An excruciatingly long couple minutes later, they brought out my son. The nurse was required to carry him to the postpartum room, where she could then hand him over. Once she relinquished him, she asked if I wanted her to turn on the TV, and to what channel. I’m sure my face must have betrayed my disgust at the idea; I told her that I was holding the only entertainment I needed. During those 45 minutes he and I discussed all manner of things, from his plans for the future to what his family is like. When I say ‘discussion’ I really mean ‘monologue’, but having no evidence to the contrary, we both thoroughly enjoyed it.

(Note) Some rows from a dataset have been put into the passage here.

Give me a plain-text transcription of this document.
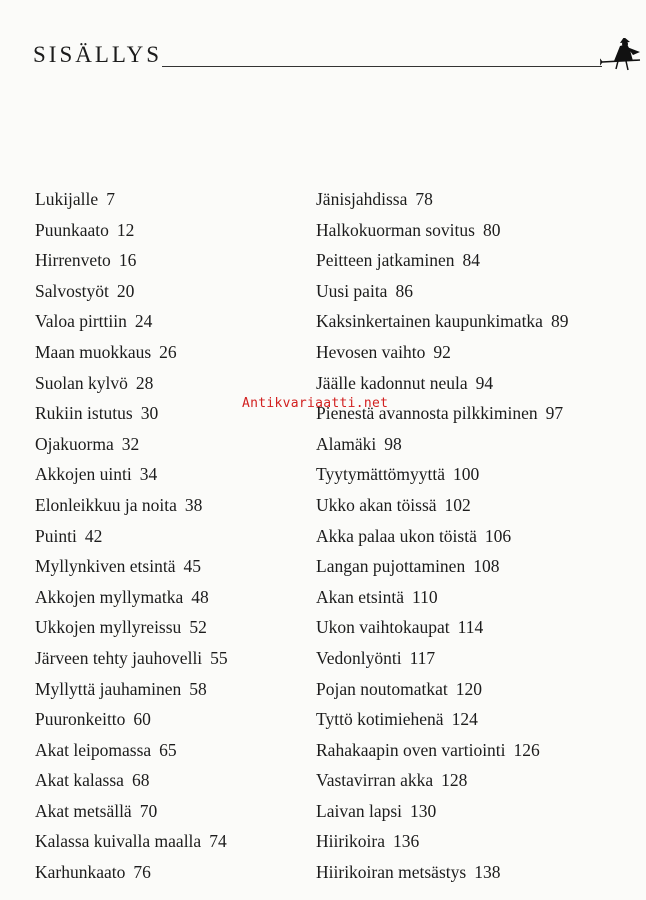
SISÄLLYS
Lukijalle 7
Puunkaato 12
Hirrenveto 16
Salvostyöt 20
Valoa pirttiin 24
Maan muokkaus 26
Suolan kylvö 28
Rukiin istutus 30
Ojakuorma 32
Akkojen uinti 34
Elonleikkuu ja noita 38
Puinti 42
Myllynkiven etsintä 45
Akkojen myllymatka 48
Ukkojen myllyreissu 52
Järveen tehty jauhovelli 55
Myllyttä jauhaminen 58
Puuronkeitto 60
Akat leipomassa 65
Akat kalassa 68
Akat metsällä 70
Kalassa kuivalla maalla 74
Karhunkaato 76
Jänisjahdissa 78
Halkokuorman sovitus 80
Peitteen jatkaminen 84
Uusi paita 86
Kaksinkertainen kaupunkimatka 89
Hevosen vaihto 92
Jäälle kadonnut neula 94
Pienestä avannosta pilkkiminen 97
Alamäki 98
Tyytymättömyyttä 100
Ukko akan töissä 102
Akka palaa ukon töistä 106
Langan pujottaminen 108
Akan etsintä 110
Ukon vaihtokaupat 114
Vedonlyönti 117
Pojan noutomatkat 120
Tyttö kotimiehenä 124
Rahakaapin oven vartiointi 126
Vastavirran akka 128
Laivan lapsi 130
Hiirikoira 136
Hiirikoiran metsästys 138
Antikvariaatti.net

When Laura was finally brought in, she met our son for the first time face-to-face. She was still a bit out of it when she first arrived, but quickly regained her lucidity once our baby was in her arms. For the next hour and a quarter we could have no guests, so we made the most of that time to bond as a family, leaving our families sitting in wonder out in the waiting room. It was during that time that we decided he definitely did not look like a Landon Henry – one of the two names we had narrowed it down to, should he be a boy. At the end of the recovery period, I was able to go out and greet our families. I had it all planned out what I wanted to say and how I wanted to reveal the gender; but upon seeing them all, my mind went to mush, and I think I asked a blasé question about how they were doing instead. At the near-hysterical demands of the group, I admitted the family name would continue an additional generation and proceeded to bring them back to meet our baby boy, Grayson James Raposa… and to check on Laura. But make no mistake about it; she and I both know who the most popular member of the Raposa household is these days: Mr. Gray-J.

The following days in the hospital were a blur, with all the nurses, questions, feedings, diaper changes, brief periods of sleep, family and friends, it wasn't long before we were packed and ready to come home to start incorporating our miracle into our daily lives, and adapting those daily lives to accommodate the most popular Little Fox on the block.